Había una habitación que permanecía amueblada, pero nadie la ocupaba. Era la habitación de matrimonio de Octavio y su primera mujer, y me la enseñó el primer día como el resto de la casa. Me estremecí al imaginar a los dos en aquella cama o en aquella chaise longue, o a ella mirándose en el espejo del tocador, arreglándose para Octavio. Todo estaba como lo podía haber dejado la ausente al salir para un viaje. Sobre una mesa había una fotografía de boda que apenas contemplé. Octavio cerró las contraventanas, volvió a correr las cortinas y el cuarto desapareció en la penumbra.
Me pregunto: ¿Quién abrirá nuestro dormitorio para enseñárselo a alguien?

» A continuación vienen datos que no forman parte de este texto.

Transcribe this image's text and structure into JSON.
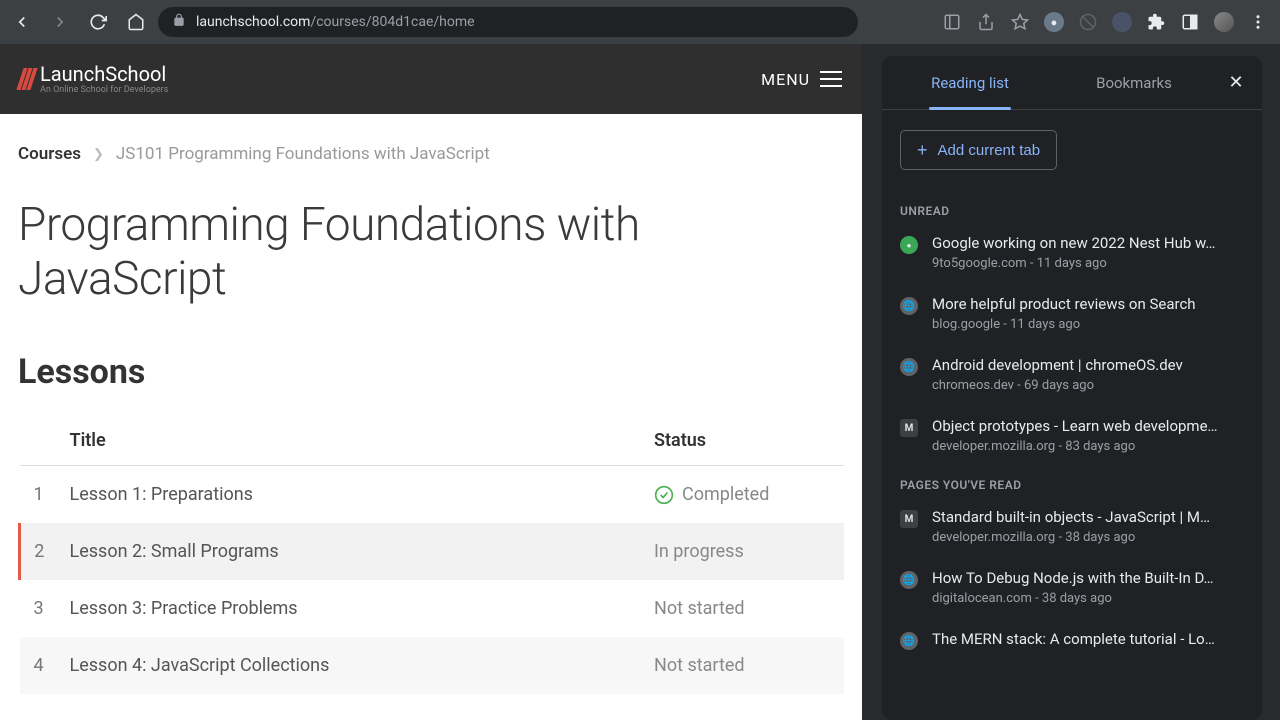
{
  "browser": {
    "url_domain": "launchschool.com",
    "url_path": "/courses/804d1cae/home"
  },
  "header": {
    "logo_title": "LaunchSchool",
    "logo_tag": "An Online School for Developers",
    "menu_label": "MENU"
  },
  "breadcrumb": {
    "root": "Courses",
    "current": "JS101 Programming Foundations with JavaScript"
  },
  "page_title": "Programming Foundations with JavaScript",
  "lessons_heading": "Lessons",
  "table": {
    "col_title": "Title",
    "col_status": "Status",
    "rows": [
      {
        "num": "1",
        "title": "Lesson 1: Preparations",
        "status": "Completed",
        "state": "completed"
      },
      {
        "num": "2",
        "title": "Lesson 2: Small Programs",
        "status": "In progress",
        "state": "active"
      },
      {
        "num": "3",
        "title": "Lesson 3: Practice Problems",
        "status": "Not started",
        "state": ""
      },
      {
        "num": "4",
        "title": "Lesson 4: JavaScript Collections",
        "status": "Not started",
        "state": "odd"
      }
    ]
  },
  "panel": {
    "tab_reading": "Reading list",
    "tab_bookmarks": "Bookmarks",
    "add_btn": "Add current tab",
    "unread_label": "UNREAD",
    "read_label": "PAGES YOU'VE READ",
    "unread": [
      {
        "icon": "●",
        "iconbg": "#3aa757",
        "title": "Google working on new 2022 Nest Hub w…",
        "meta": "9to5google.com - 11 days ago"
      },
      {
        "icon": "🌐",
        "iconbg": "#5f6368",
        "title": "More helpful product reviews on Search",
        "meta": "blog.google - 11 days ago"
      },
      {
        "icon": "🌐",
        "iconbg": "#5f6368",
        "title": "Android development | chromeOS.dev",
        "meta": "chromeos.dev - 69 days ago"
      },
      {
        "icon": "M",
        "iconbg": "#3c4043",
        "title": "Object prototypes - Learn web developme…",
        "meta": "developer.mozilla.org - 83 days ago"
      }
    ],
    "read": [
      {
        "icon": "M",
        "iconbg": "#3c4043",
        "title": "Standard built-in objects - JavaScript | M…",
        "meta": "developer.mozilla.org - 38 days ago"
      },
      {
        "icon": "🌐",
        "iconbg": "#5f6368",
        "title": "How To Debug Node.js with the Built-In D…",
        "meta": "digitalocean.com - 38 days ago"
      },
      {
        "icon": "🌐",
        "iconbg": "#5f6368",
        "title": "The MERN stack: A complete tutorial - Lo…",
        "meta": ""
      }
    ]
  }
}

Tengo miedo. Hay alguien en este cuarto, mirándome. Se acerca a mí, me toca, quiere envolverme en las sábanas. ¡No!, grito. No es un sueño. Estoy despierta. Se enciende la luz y la enfermera me agarra los brazos, me dice: Cálmese, cálmese, soy yo. Es ella, la carcelera. La tienen a mi lado todo el día, para que no me escape. Déjeme que la tape. Duérmase. Estaba usted helada…
El día es largo pero la noche es eterna. Estoy sudando. Me quiero levantar, sentarme en la butaca. Pero no me dejan.
Oigo a Juana cuchichear con Antonia. No es Antonia, es Sergio. No es Sergio, es un extraño, un médico. Oigo palabras sueltas: la memoria, la mente, pequeños infartos cerebrales. No sé si es día o noche. Juana, tú no te vayas. Que se vaya este hombre… El extraño dice: Si no come…
No como. Las pastillas para dormir me dan sed. ¿Adonde va?, pregunta la enfermera. Quiero ir al baño. Acaba de ir usted. Quiero volver. No se excite. Espere a que la pastilla le dé sueño. Quiero ir. ¿Adonde? A la calle. A la calle no, me contesta.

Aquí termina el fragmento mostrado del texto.